Well yes but what really matter, for compatibility purpose, is that any 68k implementation have to behave same way than the legacy one, including the on-the-edge behaviours. Here, it means the implementation must have to ignore the unused bit(s) in the EA decoder so that a An still is decoded as a Dn opcode. In other words, the EA decoder spec is contextual to the instruction.

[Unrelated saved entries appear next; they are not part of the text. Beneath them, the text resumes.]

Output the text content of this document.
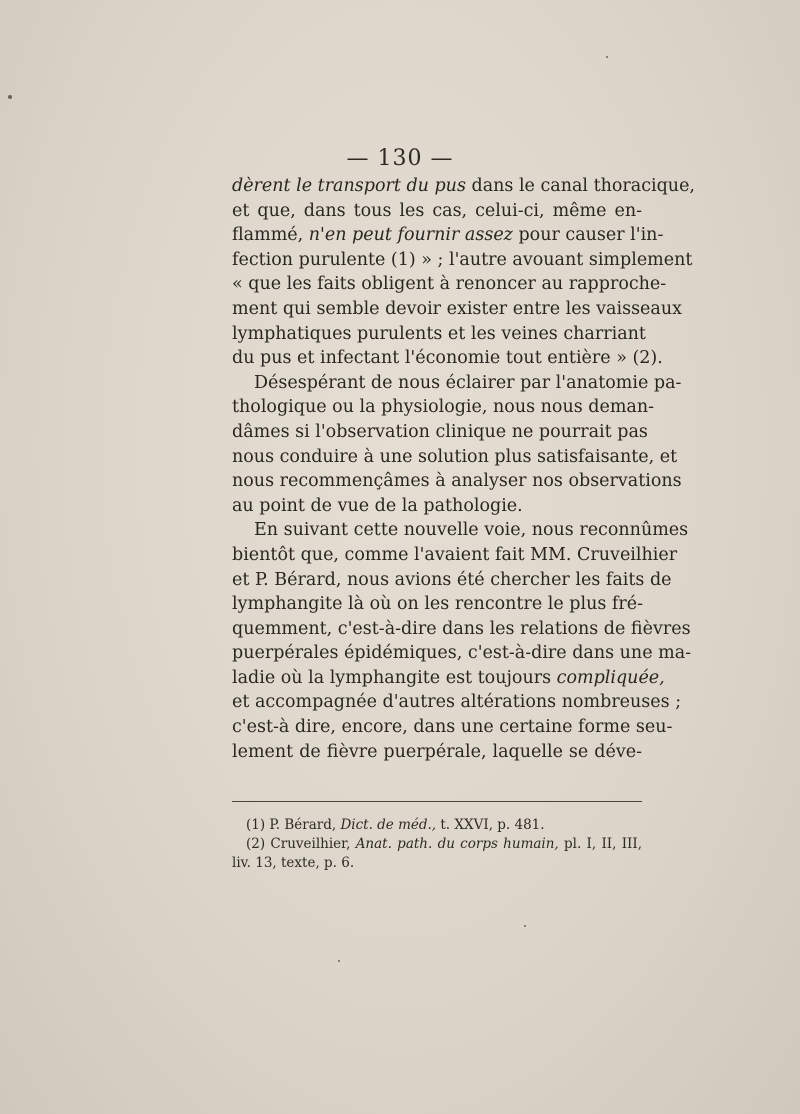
— 130 —
dèrent le transport du pus dans le canal thoracique,
et que, dans tous les cas, celui-ci, même en-
flammé, n'en peut fournir assez pour causer l'in-
fection purulente (1) » ; l'autre avouant simplement
« que les faits obligent à renoncer au rapproche-
ment qui semble devoir exister entre les vaisseaux
lymphatiques purulents et les veines charriant
du pus et infectant l'économie tout entière » (2).
Désespérant de nous éclairer par l'anatomie pa-
thologique ou la physiologie, nous nous deman-
dâmes si l'observation clinique ne pourrait pas
nous conduire à une solution plus satisfaisante, et
nous recommençâmes à analyser nos observations
au point de vue de la pathologie.
En suivant cette nouvelle voie, nous reconnûmes
bientôt que, comme l'avaient fait MM. Cruveilhier
et P. Bérard, nous avions été chercher les faits de
lymphangite là où on les rencontre le plus fré-
quemment, c'est-à-dire dans les relations de fièvres
puerpérales épidémiques, c'est-à-dire dans une ma-
ladie où la lymphangite est toujours compliquée,
et accompagnée d'autres altérations nombreuses ;
c'est-à dire, encore, dans une certaine forme seu-
lement de fièvre puerpérale, laquelle se déve-
(1) P. Bérard, Dict. de méd., t. XXVI, p. 481.
(2) Cruveilhier, Anat. path. du corps humain, pl. I, II, III,
liv. 13, texte, p. 6.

However, a next gen 68k may want to extend that EA decoding to support new modes. If doing that, here it would break programs who does undocumented stuff. Dilemna. But oh well, thing is it was fun to precisely locate that bug.


Gunnar von Boehn
(Apollo Team Member)
Posts 4855
21 Jul 2020 09:56


Philippe Flype wrote:

  Well yes but what really matter, for compatibility purpose, is that any 68k implementation have to behave same way than the legacy one, including the on-the-edge behaviours. Here, it means the implementation must have to ignore the unused bit(s) in the EA decoder so that a An still is decoded as a Dn opcode.
 

 
But then Motorola would have NEVER been able to develop the 68020.
 
As you know the 68000 did had some reserved bits in the EA mode.
And the rule was that every program had to write them as "0" - this was clearly the rule Motorola gave.
And please mind that the 68000 did NOT check this rule.
This meant you could in theory write whatever trash there - the 68000 did simple ignore all the bits.
 
As you know the 68020 started to use some of these extra bits.
This means programs writing trash in the reserved bits would run on the 68000 -- it would not bother.
But the programs do ALL break and crash on 68020 and later CPUs.
 
Now what we describe is exactly what happened here in this demo.
The demo illegally ignored and violates the Motorola coding rule.
This demo is bad.
It will crash as soon any CPU uses this reserved bit.
 
The only correct solution is fixing the demo.

-

Mind that there is "no edge" case here.
The Motorola coding rule is very clear - this bit needs be "0".
If you not set this bit to "0" anything might happen.
You program might run, might crash or might execute a different instruction. This bit is reserved for expansion - do never write anything then "0" now. Future CPUs might use it.

This coding rule was crystal clear.
No CPU bug here at all.


Philippe Flype
(Apollo Team Member)
Posts 295
21 Jul 2020 10:06


To me it looks like a broken assembler. Whatever, It's easy to hexaedit the demo (if data were not compressed / unpacked realtime) or to fix through whdload/slave patch.


Otto PS

Posts 22
21 Jul 2020 19:54


Clearly I made a mistake, I was not setting the correct bit (15) for BFINS, so the opcodes were always correct :(. I will do the corrected tests again but we already know the result.
 
  But i have two conceptual questions:
 
  1) If the tg68k (as an example) is determined "as 68020 compatible" and does not work in practice as a 68020 with respect to the BFINS instruction. Is it fully compatible or not?
 
 
  2) Sometimes the CPUs have bugs and those bugs are kept in future revisions or evolutions of the same CPU (68020, 68030, 68040 as an example) when a new CPU appears that does not maintain the behavior of certain instructions (example BFINS). Is that CPU fully backward compatible? Is that CPU partially backward compatible? Is that CPU backward incompatible?

EDIT: Anyway I think it is good to identify these behaviors to be able to make binary patches and whdload slaves that are fully compatible with AC 68080.
 


Philippe Flype
(Apollo Team Member)
Posts 295
21 Jul 2020 21:37


The 080 already integrates that specific behaviour. The gouraud fx works on vamp since a year. That Bit15 (Dn/An selector) is ignored like on the real 020/030.